Es gibt wohl gerade ein entsprechendes Paper, hab's selbst noch nicht gelesen.

> Auch hier sagen praktisch alle Experten, dass die geringe Anzahl der Todesfälle oder auch nur der Krankenhauseinweisungen zum Teil am niedrigeren Alter der Patienten liegt aber dass es das nur zum Teil erklärt. Aber was erklärt den Rest? Kann mir doch keiner erzählen, dass es darüber nicht zumindest Theorien gibt

Zuerst einmal solltest du nicht vergessen, das es eine Weile dauert an Covid-19 zu sterben. Das hatten wir auch im März, dann hatten wir auch viele Infektionen, aber noch kaum Todesfälle und die sind dann halt im Laufe der Zeit dazu gekommen. Die Leute, die daran sterben, liegen ja meistens erstmal 3 Wochen im künstlichen Koma an der Beatmung und vorher ging es ihnen in den ersten zwei Krankheitswochen sogar noch recht gut.
Und natürlich gibt es auch noch ein paar andere Faktoren: Die Krankenhäuser können es inzwischen etwas besser behandeln, bspw. mit Dexamethason und Remdesivir und besserer Nutzung von Sauerstoff und Beatmungsgeräten. Und dann gibt es eben auch noch ein paar Spekulationen: Ein besserer Vitamin D Spiegel wegen des Sommers könnte zu weniger schweren Verläufen führen und die Maßnahmen könnten dazu führen, das sich die meisten Infizierten geringere Virusdosen abbekommen haben als im Frühjahr und das auch zu leichteren Verläufen führt.

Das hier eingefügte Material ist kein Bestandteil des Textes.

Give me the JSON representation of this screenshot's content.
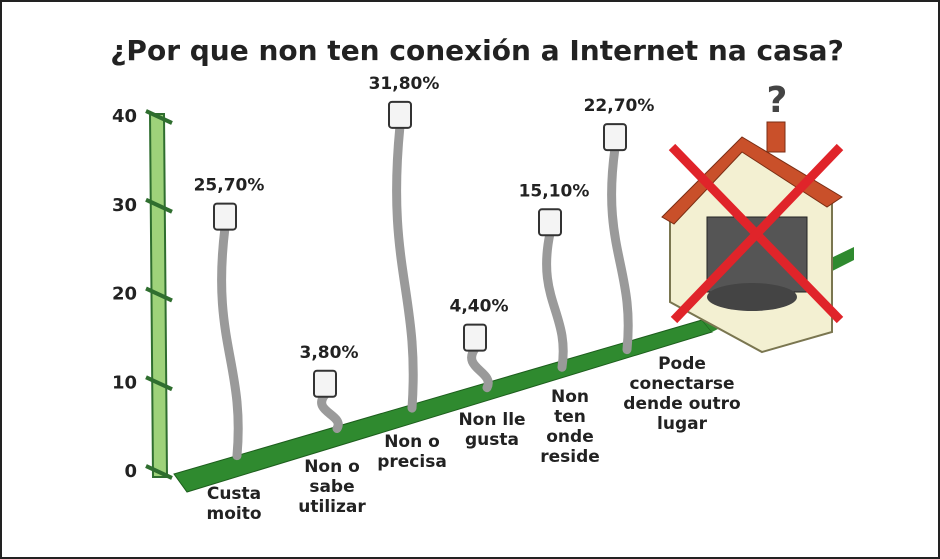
{
  "chart_data": {
    "type": "bar",
    "title": "¿Por que non ten conexión a Internet na casa?",
    "categories": [
      "Custa\nmoito",
      "Non o\nsabe\nutilizar",
      "Non o\nprecisa",
      "Non lle\ngusta",
      "Non\nten\nonde\nreside",
      "Pode\nconectarse\ndende outro\nlugar"
    ],
    "values": [
      25.7,
      3.8,
      31.8,
      4.4,
      15.1,
      22.7
    ],
    "value_labels": [
      "25,70%",
      "3,80%",
      "31,80%",
      "4,40%",
      "15,10%",
      "22,70%"
    ],
    "color": "#9a9a9a",
    "ylim": [
      0,
      40
    ],
    "yticks": [
      0,
      10,
      20,
      30,
      40
    ]
  }
}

>>Und Maskenpflicht auf öffentlichen Plätzen und Parks: Das mag bei vorsichtigem Verhalten unnötig sein, aber ich denke darauf zielt es gar nicht ab. Es geht wohl eher darum, Treffen und Feiern ungemütlich zu machen, so dass die Leute darauf verzichten und eine Maskenpflicht ist eben leichter zu kontrollieren und in eine Verordnung zu fassen, als: Bitte haltet euch bei sozialen Treffen zurück und bildet keine Gruppen.
>
>Solcher Taschenspielertricks sollte sich eine Demokratie nicht bedienen. Zumal es bei den wirklich gefährlichen Feiern in geschlossenen Räumen auch gar nicht greift.

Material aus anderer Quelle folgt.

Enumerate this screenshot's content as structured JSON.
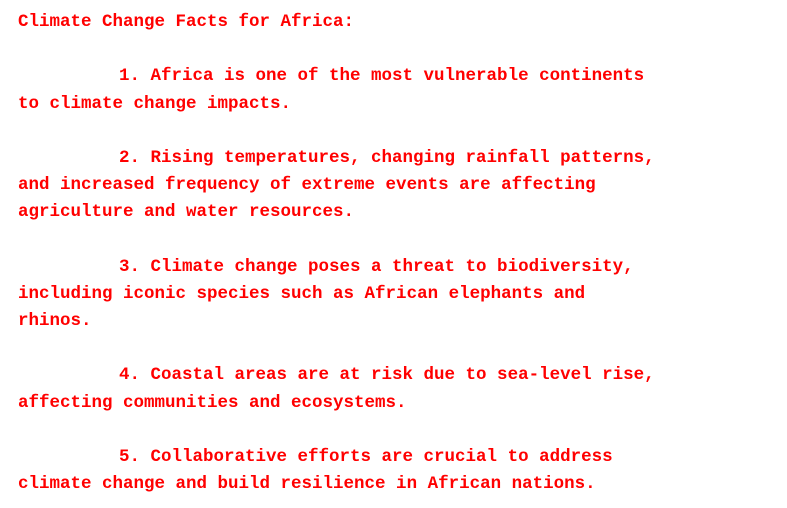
{
  "document": {
    "title": "Climate Change Facts for Africa:",
    "text_color": "#ff0000",
    "background_color": "#ffffff",
    "facts": [
      {
        "lines": [
          "1. Africa is one of the most vulnerable continents",
          "to climate change impacts."
        ]
      },
      {
        "lines": [
          "2. Rising temperatures, changing rainfall patterns,",
          "and increased frequency of extreme events are affecting",
          "agriculture and water resources."
        ]
      },
      {
        "lines": [
          "3. Climate change poses a threat to biodiversity,",
          "including iconic species such as African elephants and",
          "rhinos."
        ]
      },
      {
        "lines": [
          "4. Coastal areas are at risk due to sea-level rise,",
          "affecting communities and ecosystems."
        ]
      },
      {
        "lines": [
          "5. Collaborative efforts are crucial to address",
          "climate change and build resilience in African nations."
        ]
      }
    ]
  }
}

Was ist die Alternative? Du willst ja nicht alles verbieten. Eigentlich müsste jeder ein Risikobudget bekommen und dürfte dann halt eine begrenzte Anzahl an Handlungen mit erhöhtem Risiko durchführen. Aber das ist wohl kaum praktikabel. Das Virus ist nicht so ansteckend, das wir einen strengen Lockdown brauchen, aber offenbar werden momentan zu viele Risiken eingegangen. Wir müssen also das Ansteckungsrisiko wieder durch entsprechende Verhaltensanpassungen senken. Zudem: Das mit der Maskenpflicht auf öffentlichen Plätzen ist ein gutes Beispiel warum Föderalismus sinnvoll sein kann. Ich halte auch nicht besonders viel von dieser Maßnahme, aber sie ist auch nicht so abwegig, das es absurd ist, sie auszuprobieren. Vielleicht stellt sich ja heraus, das die Übertragungswahrscheinlich draußen unterschätzt wurde und die Maßnahme tatsächlich einiges bringt. Da liefern dann doch die Bayern möglicherweise gerade die Evidenz, die du oben forderst, die aber vielleicht nie entsteht, wenn es niemand ausprobiert.